The African-American writer who was the closest to the Sartrean existentialist movement was Richard Wright, although Wright saw himself as working through the thought of Søren Kierkegaard with a focus on themes of dread and despair, especially in his novel The Outsider. Dismayed with his experience of American racism in the south, Wright sought refuge in a Parisian life. In France, he was heavily influenced by Les Temps modernes members Sartre, de Beauvoir, Merleau-Ponty. The existential novels that he wrote after leaving the United States, such as The Outsider, never received the high critical acclaim of Native Son. In his famous introduction to Native Son, Wright made concrete some of the themes raised by Du Bois. He pointed to the injustice of a system in which police officers randomly arrested young black men for crimes they did not commit and prosecutors who were able to secure convictions in such cases. He also argued that Bigger Thomas, the anti-hero of the novel, was produced by such a system and is often envied by many as a form of resistance to it. Wright's insight portended the emergence, for example, of the contemporary black "gangsta," as portrayed in gangsta rap.
In retrospect, James Baldwin has been considered by others as a Black existentialist writer; however he was quite critical of Richard Wright and suspicious of his relationship with French intellectuals.[6]

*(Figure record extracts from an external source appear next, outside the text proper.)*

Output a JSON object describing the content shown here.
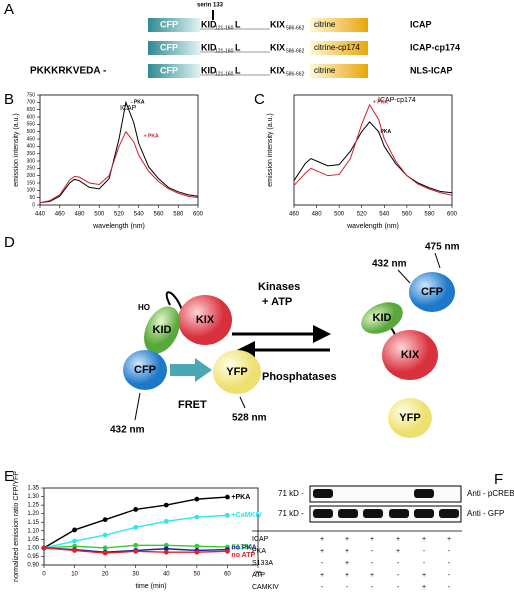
{
  "panel_labels": [
    "A",
    "B",
    "C",
    "D",
    "E",
    "F"
  ],
  "constructs": {
    "serine_label": "serin 133",
    "rows": [
      {
        "prefix": null,
        "cfp": "CFP",
        "kid": "KID",
        "kid_range": "121-160",
        "linker": "L",
        "kix": "KIX",
        "kix_range": "586-662",
        "fp": "citrine",
        "name": "ICAP"
      },
      {
        "prefix": null,
        "cfp": "CFP",
        "kid": "KID",
        "kid_range": "121-160",
        "linker": "L",
        "kix": "KIX",
        "kix_range": "586-662",
        "fp": "citrine-cp174",
        "name": "ICAP-cp174"
      },
      {
        "prefix": "PKKKRKVEDA -",
        "cfp": "CFP",
        "kid": "KID",
        "kid_range": "121-160",
        "linker": "L",
        "kix": "KIX",
        "kix_range": "586-662",
        "fp": "citrine",
        "name": "NLS-ICAP"
      }
    ]
  },
  "chart_data": [
    {
      "type": "line",
      "title": "ICAP",
      "x_label": "wavelength (nm)",
      "y_label": "emission intensity (a.u.)",
      "x": [
        440,
        450,
        460,
        470,
        475,
        480,
        490,
        500,
        510,
        520,
        527,
        535,
        540,
        550,
        560,
        570,
        580,
        590,
        600
      ],
      "series": [
        {
          "name": "- PKA",
          "color": "#000000",
          "values": [
            15,
            25,
            60,
            150,
            175,
            165,
            120,
            110,
            180,
            450,
            700,
            560,
            420,
            260,
            180,
            120,
            90,
            70,
            60
          ]
        },
        {
          "name": "+ PKA",
          "color": "#d0202a",
          "values": [
            15,
            30,
            70,
            170,
            195,
            190,
            150,
            140,
            200,
            400,
            500,
            430,
            340,
            230,
            160,
            110,
            80,
            60,
            50
          ]
        }
      ],
      "xlim": [
        440,
        600
      ],
      "xticks": [
        440,
        460,
        480,
        500,
        520,
        540,
        560,
        580,
        600
      ],
      "ylim": [
        0,
        750
      ],
      "yticks": [
        0,
        50,
        100,
        150,
        200,
        250,
        300,
        350,
        400,
        450,
        500,
        550,
        600,
        650,
        700,
        750
      ]
    },
    {
      "type": "line",
      "title": "ICAP-cp174",
      "x_label": "wavelength (nm)",
      "y_label": "emission intensity (a.u.)",
      "x": [
        460,
        470,
        475,
        480,
        490,
        500,
        510,
        520,
        527,
        535,
        540,
        550,
        560,
        570,
        580,
        590,
        600
      ],
      "series": [
        {
          "name": "- PKA",
          "color": "#000000",
          "values": [
            100,
            170,
            190,
            180,
            160,
            165,
            220,
            300,
            340,
            300,
            240,
            170,
            120,
            90,
            70,
            55,
            50
          ]
        },
        {
          "name": "+ PKA",
          "color": "#d0202a",
          "values": [
            80,
            130,
            150,
            140,
            120,
            125,
            190,
            330,
            410,
            350,
            270,
            180,
            120,
            85,
            65,
            50,
            40
          ]
        }
      ],
      "xlim": [
        460,
        600
      ],
      "xticks": [
        460,
        480,
        500,
        520,
        540,
        560,
        580,
        600
      ],
      "ylim": [
        0,
        450
      ]
    },
    {
      "type": "line",
      "x_label": "time (min)",
      "y_label": "normalized emission ratio CFP/YFP",
      "markers": true,
      "x": [
        0,
        10,
        20,
        30,
        40,
        50,
        60
      ],
      "series": [
        {
          "name": "+PKA",
          "color": "#000000",
          "values": [
            1.0,
            1.105,
            1.165,
            1.225,
            1.25,
            1.285,
            1.297
          ]
        },
        {
          "name": "+CaMKIV",
          "color": "#2ee6f0",
          "values": [
            1.0,
            1.04,
            1.075,
            1.12,
            1.155,
            1.18,
            1.19
          ]
        },
        {
          "name": "S133A",
          "color": "#33cc33",
          "values": [
            1.0,
            1.01,
            1.0,
            1.015,
            1.015,
            1.01,
            1.005
          ]
        },
        {
          "name": "no PKA",
          "color": "#1a1aa8",
          "values": [
            1.0,
            0.99,
            0.975,
            0.985,
            0.995,
            0.985,
            0.99
          ]
        },
        {
          "name": "no ATP",
          "color": "#e0202a",
          "values": [
            1.0,
            0.985,
            0.97,
            0.98,
            0.975,
            0.975,
            0.98
          ]
        }
      ],
      "xlim": [
        0,
        70
      ],
      "xticks": [
        0,
        10,
        20,
        30,
        40,
        50,
        60,
        70
      ],
      "ylim": [
        0.9,
        1.35
      ],
      "yticks": [
        {
          "value": 0.9,
          "label": "0.90"
        },
        0.95,
        {
          "value": 1.0,
          "label": "1.00"
        },
        1.05,
        {
          "value": 1.1,
          "label": "1.10"
        },
        1.15,
        {
          "value": 1.2,
          "label": "1.20"
        },
        1.25,
        {
          "value": 1.3,
          "label": "1.30"
        },
        1.35
      ]
    }
  ],
  "mechanism": {
    "em_cfp": "475 nm",
    "ex_top": "432 nm",
    "kinases": "Kinases",
    "atp": "+ ATP",
    "cfp": "CFP",
    "kid": "KID",
    "kix": "KIX",
    "yfp": "YFP",
    "ho": "HO",
    "phosphatases": "Phosphatases",
    "fret": "FRET",
    "ex_bottom": "432 nm",
    "em_yfp": "528 nm"
  },
  "blot": {
    "marker": "71 kD -",
    "antibodies": [
      "Anti - pCREB",
      "Anti - GFP"
    ],
    "conditions": [
      {
        "name": "ICAP",
        "cells": [
          "+",
          "+",
          "+",
          "+",
          "+",
          "+"
        ]
      },
      {
        "name": "PKA",
        "cells": [
          "+",
          "+",
          "-",
          "+",
          "-",
          "-"
        ]
      },
      {
        "name": "S133A",
        "cells": [
          "-",
          "+",
          "-",
          "-",
          "-",
          "-"
        ]
      },
      {
        "name": "ATP",
        "cells": [
          "+",
          "+",
          "+",
          "-",
          "+",
          "-"
        ]
      },
      {
        "name": "CAMKIV",
        "cells": [
          "-",
          "-",
          "-",
          "-",
          "+",
          "-"
        ]
      }
    ]
  }
}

Baldwin also brought questions of interracial and bisexual relationships into consideration and looked at the question of suffering as a struggle to defend the possibility of genuine human relationships in his novel Another Country.

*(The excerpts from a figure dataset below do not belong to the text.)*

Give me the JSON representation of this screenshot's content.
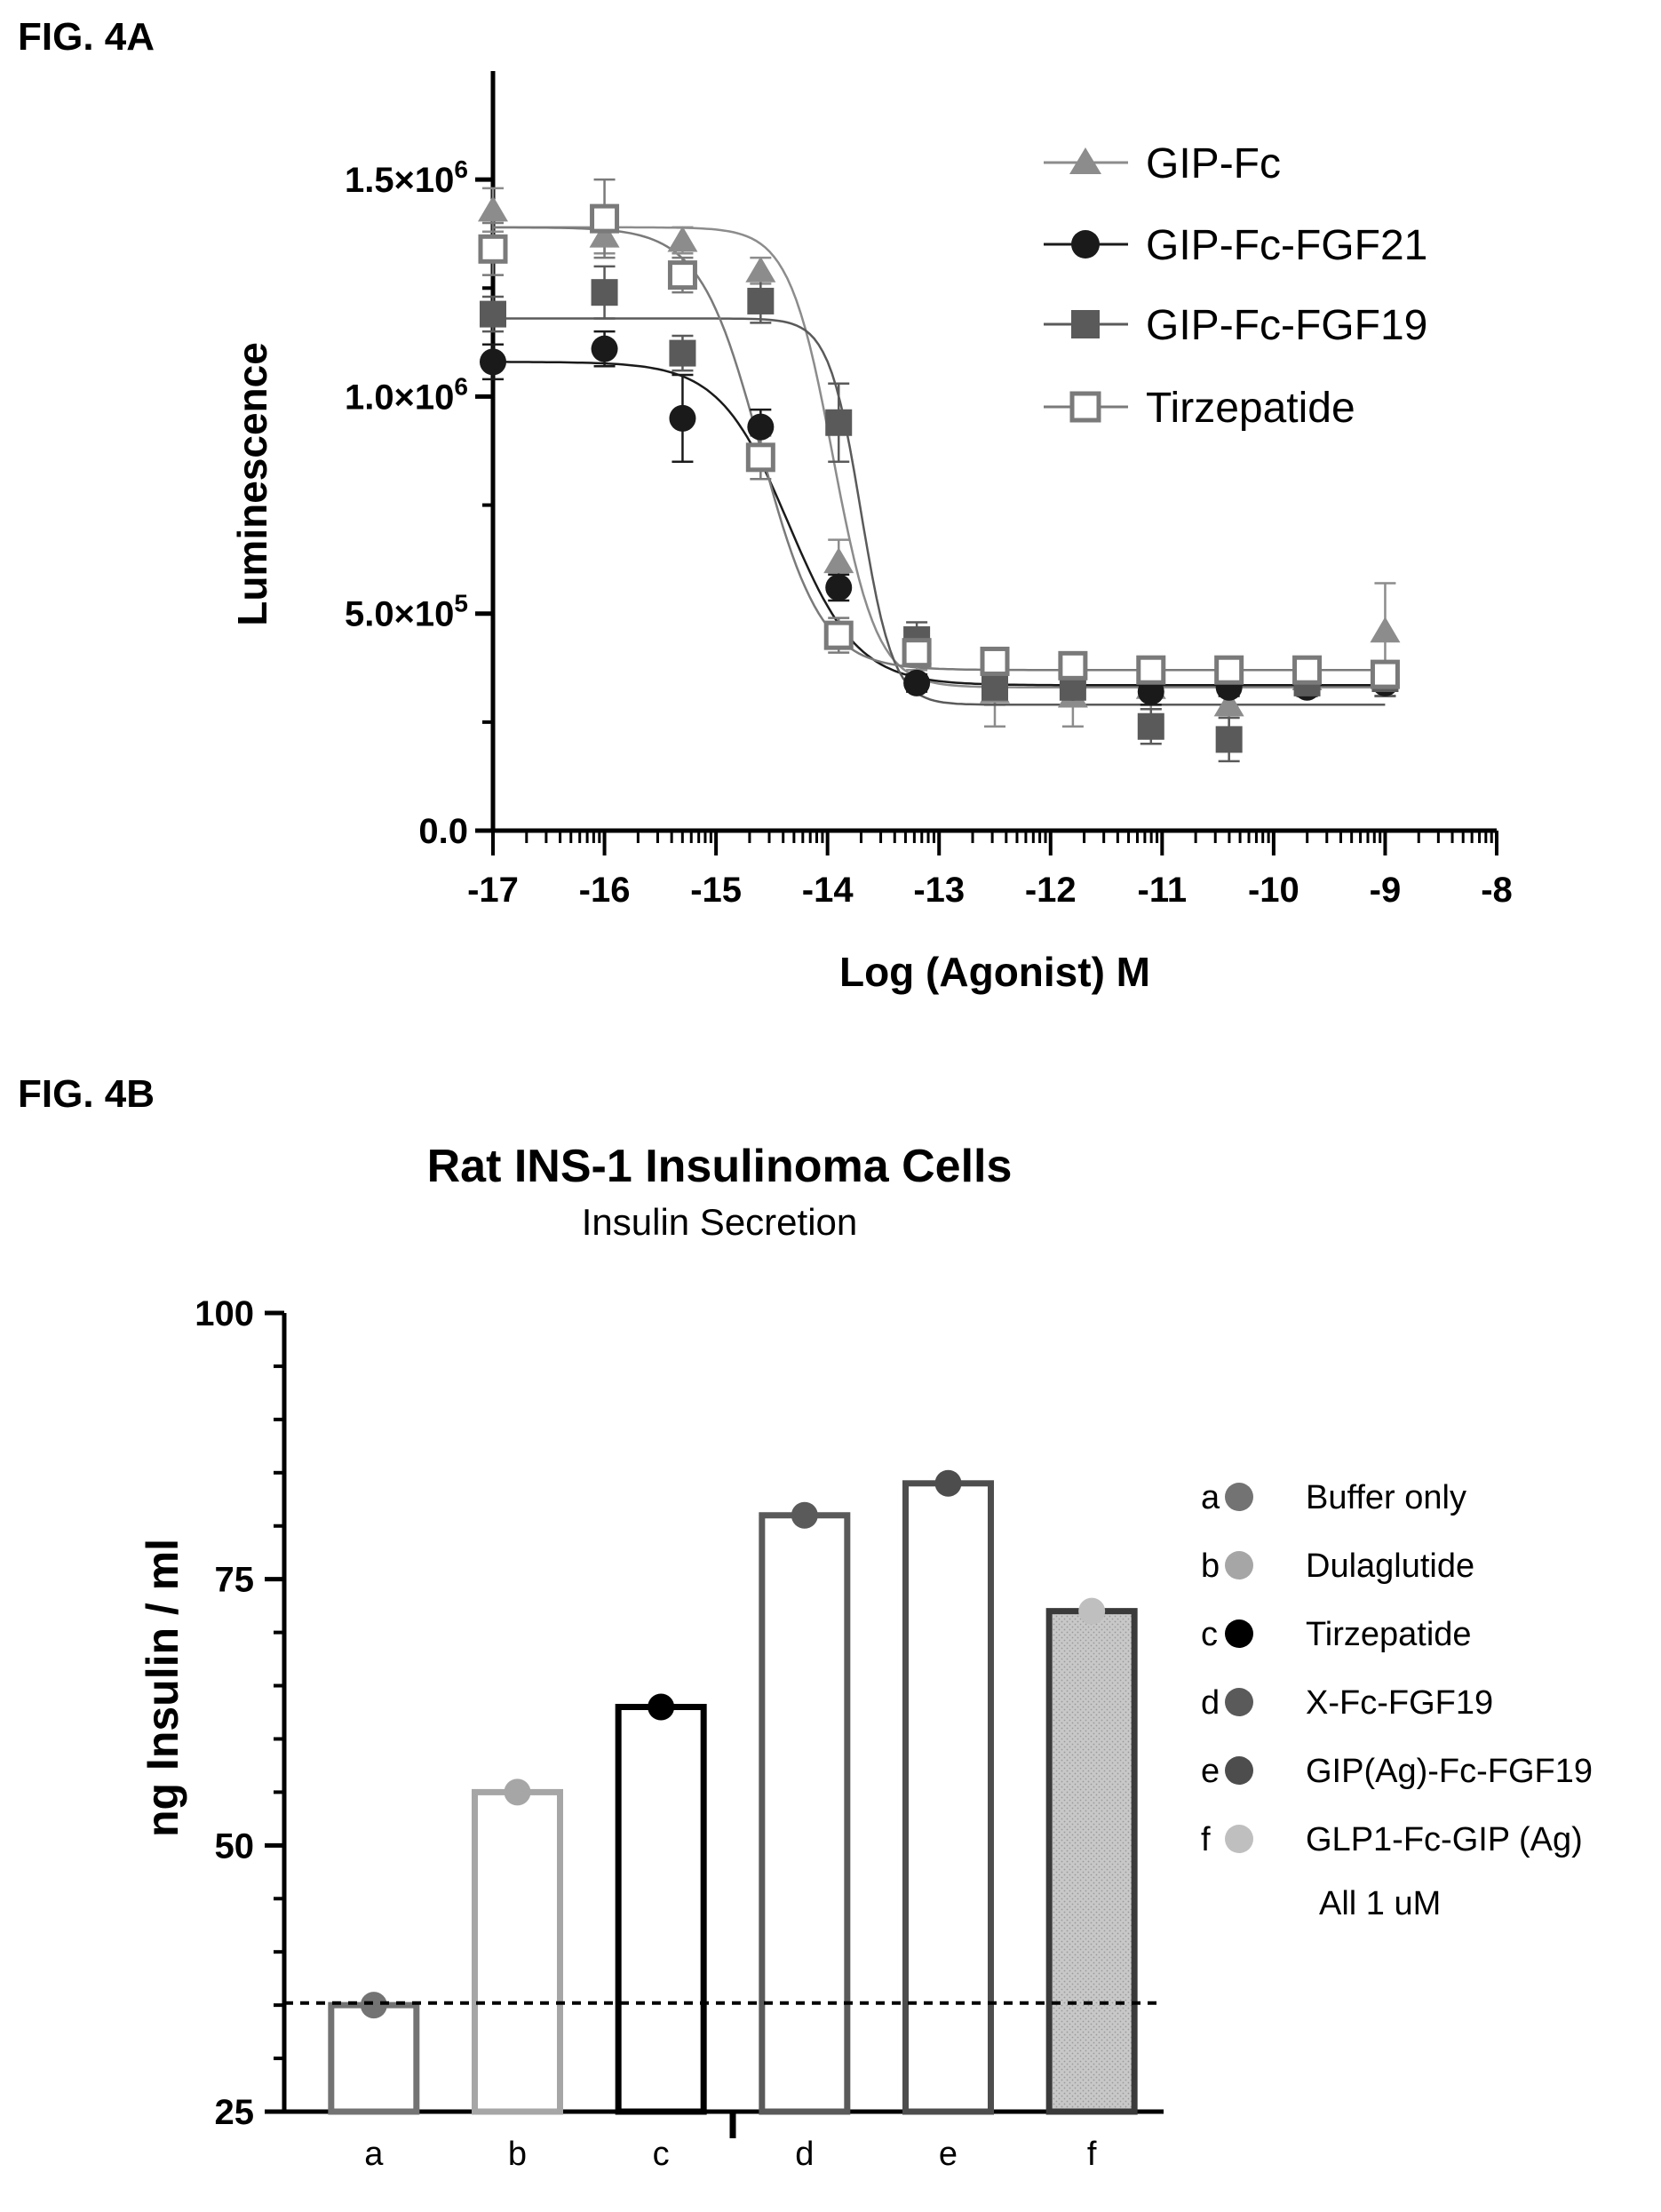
{
  "chart_data": [
    {
      "figure_label": "FIG. 4A",
      "type": "scatter",
      "title": "",
      "xlabel": "Log (Agonist) M",
      "ylabel": "Luminescence",
      "xlim": [
        -17,
        -8
      ],
      "ylim": [
        0,
        1750000
      ],
      "x_tick_labels": [
        "-17",
        "-16",
        "-15",
        "-14",
        "-13",
        "-12",
        "-11",
        "-10",
        "-9",
        "-8"
      ],
      "y_ticks": [
        {
          "value": 0,
          "label": "0.0",
          "exp": ""
        },
        {
          "value": 500000,
          "label": "5.0×10",
          "exp": "5"
        },
        {
          "value": 1000000,
          "label": "1.0×10",
          "exp": "6"
        },
        {
          "value": 1500000,
          "label": "1.5×10",
          "exp": "6"
        }
      ],
      "grid": false,
      "legend_position": "top-right",
      "series": [
        {
          "name": "GIP-Fc",
          "marker": "triangle",
          "color": "#8c8c8c",
          "x": [
            -17,
            -16,
            -15.3,
            -14.6,
            -13.9,
            -13.2,
            -12.5,
            -11.8,
            -11.1,
            -10.4,
            -9.7,
            -9
          ],
          "y": [
            1430000,
            1370000,
            1360000,
            1290000,
            620000,
            410000,
            320000,
            310000,
            330000,
            290000,
            350000,
            460000
          ],
          "err": [
            50000,
            40000,
            30000,
            30000,
            50000,
            40000,
            80000,
            70000,
            50000,
            60000,
            40000,
            110000
          ],
          "fit": {
            "top": 1390000,
            "bottom": 330000,
            "logEC50": -13.95,
            "hill": 2.2
          }
        },
        {
          "name": "GIP-Fc-FGF21",
          "marker": "circle",
          "color": "#1a1a1a",
          "x": [
            -17,
            -16,
            -15.3,
            -14.6,
            -13.9,
            -13.2,
            -12.5,
            -11.8,
            -11.1,
            -10.4,
            -9.7,
            -9
          ],
          "y": [
            1080000,
            1110000,
            950000,
            930000,
            560000,
            340000,
            340000,
            330000,
            320000,
            330000,
            330000,
            340000
          ],
          "err": [
            40000,
            40000,
            100000,
            40000,
            30000,
            20000,
            30000,
            20000,
            30000,
            20000,
            20000,
            30000
          ],
          "fit": {
            "top": 1080000,
            "bottom": 335000,
            "logEC50": -14.35,
            "hill": 1.4
          }
        },
        {
          "name": "GIP-Fc-FGF19",
          "marker": "square",
          "color": "#5a5a5a",
          "x": [
            -17,
            -16,
            -15.3,
            -14.6,
            -13.9,
            -13.2,
            -12.5,
            -11.8,
            -11.1,
            -10.4,
            -9.7,
            -9
          ],
          "y": [
            1190000,
            1240000,
            1100000,
            1220000,
            940000,
            440000,
            330000,
            330000,
            240000,
            210000,
            340000,
            350000
          ],
          "err": [
            40000,
            60000,
            40000,
            50000,
            90000,
            40000,
            40000,
            40000,
            40000,
            50000,
            30000,
            40000
          ],
          "fit": {
            "top": 1180000,
            "bottom": 290000,
            "logEC50": -13.7,
            "hill": 3.0
          }
        },
        {
          "name": "Tirzepatide",
          "marker": "open-square",
          "color": "#7a7a7a",
          "x": [
            -17,
            -16,
            -15.3,
            -14.6,
            -13.9,
            -13.2,
            -12.5,
            -11.8,
            -11.1,
            -10.4,
            -9.7,
            -9
          ],
          "y": [
            1340000,
            1410000,
            1280000,
            860000,
            450000,
            410000,
            390000,
            380000,
            370000,
            370000,
            370000,
            360000
          ],
          "err": [
            60000,
            90000,
            40000,
            50000,
            40000,
            30000,
            30000,
            30000,
            20000,
            30000,
            20000,
            20000
          ],
          "fit": {
            "top": 1390000,
            "bottom": 370000,
            "logEC50": -14.6,
            "hill": 1.6
          }
        }
      ]
    },
    {
      "figure_label": "FIG. 4B",
      "type": "bar",
      "title": "Rat INS-1 Insulinoma Cells",
      "subtitle": "Insulin Secretion",
      "xlabel": "",
      "ylabel": "ng Insulin / ml",
      "ylim": [
        25,
        100
      ],
      "y_tick_labels": [
        "25",
        "50",
        "75",
        "100"
      ],
      "grid": false,
      "legend_position": "right",
      "categories": [
        "a",
        "b",
        "c",
        "d",
        "e",
        "f"
      ],
      "values": [
        35,
        55,
        63,
        81,
        84,
        72
      ],
      "baseline": 35.2,
      "colors": [
        "#737373",
        "#a6a6a6",
        "#000000",
        "#5a5a5a",
        "#4d4d4d",
        "#bfbfbf"
      ],
      "filled": [
        false,
        false,
        false,
        false,
        false,
        true
      ],
      "legend": [
        {
          "letter": "a",
          "label": "Buffer only"
        },
        {
          "letter": "b",
          "label": "Dulaglutide"
        },
        {
          "letter": "c",
          "label": "Tirzepatide"
        },
        {
          "letter": "d",
          "label": "X-Fc-FGF19"
        },
        {
          "letter": "e",
          "label": "GIP(Ag)-Fc-FGF19"
        },
        {
          "letter": "f",
          "label": "GLP1-Fc-GIP (Ag)"
        }
      ],
      "note": "All 1 uM"
    }
  ]
}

The writings of Toni Morrison are also contributions to black existentialism. Her novel The Bluest Eye examines how "ugliness" and "beauty" dominate black women's lives as imitations of white women as the standard of beauty. Her famous novel Beloved raises the question of the trauma that haunts black existence from slavery. (See, for example, the discussion of that novel in Marilyn Nissim-Sabat, Neither Victim Nor Survivor [Lanham: Lexington Books, 2009], chapter 8.)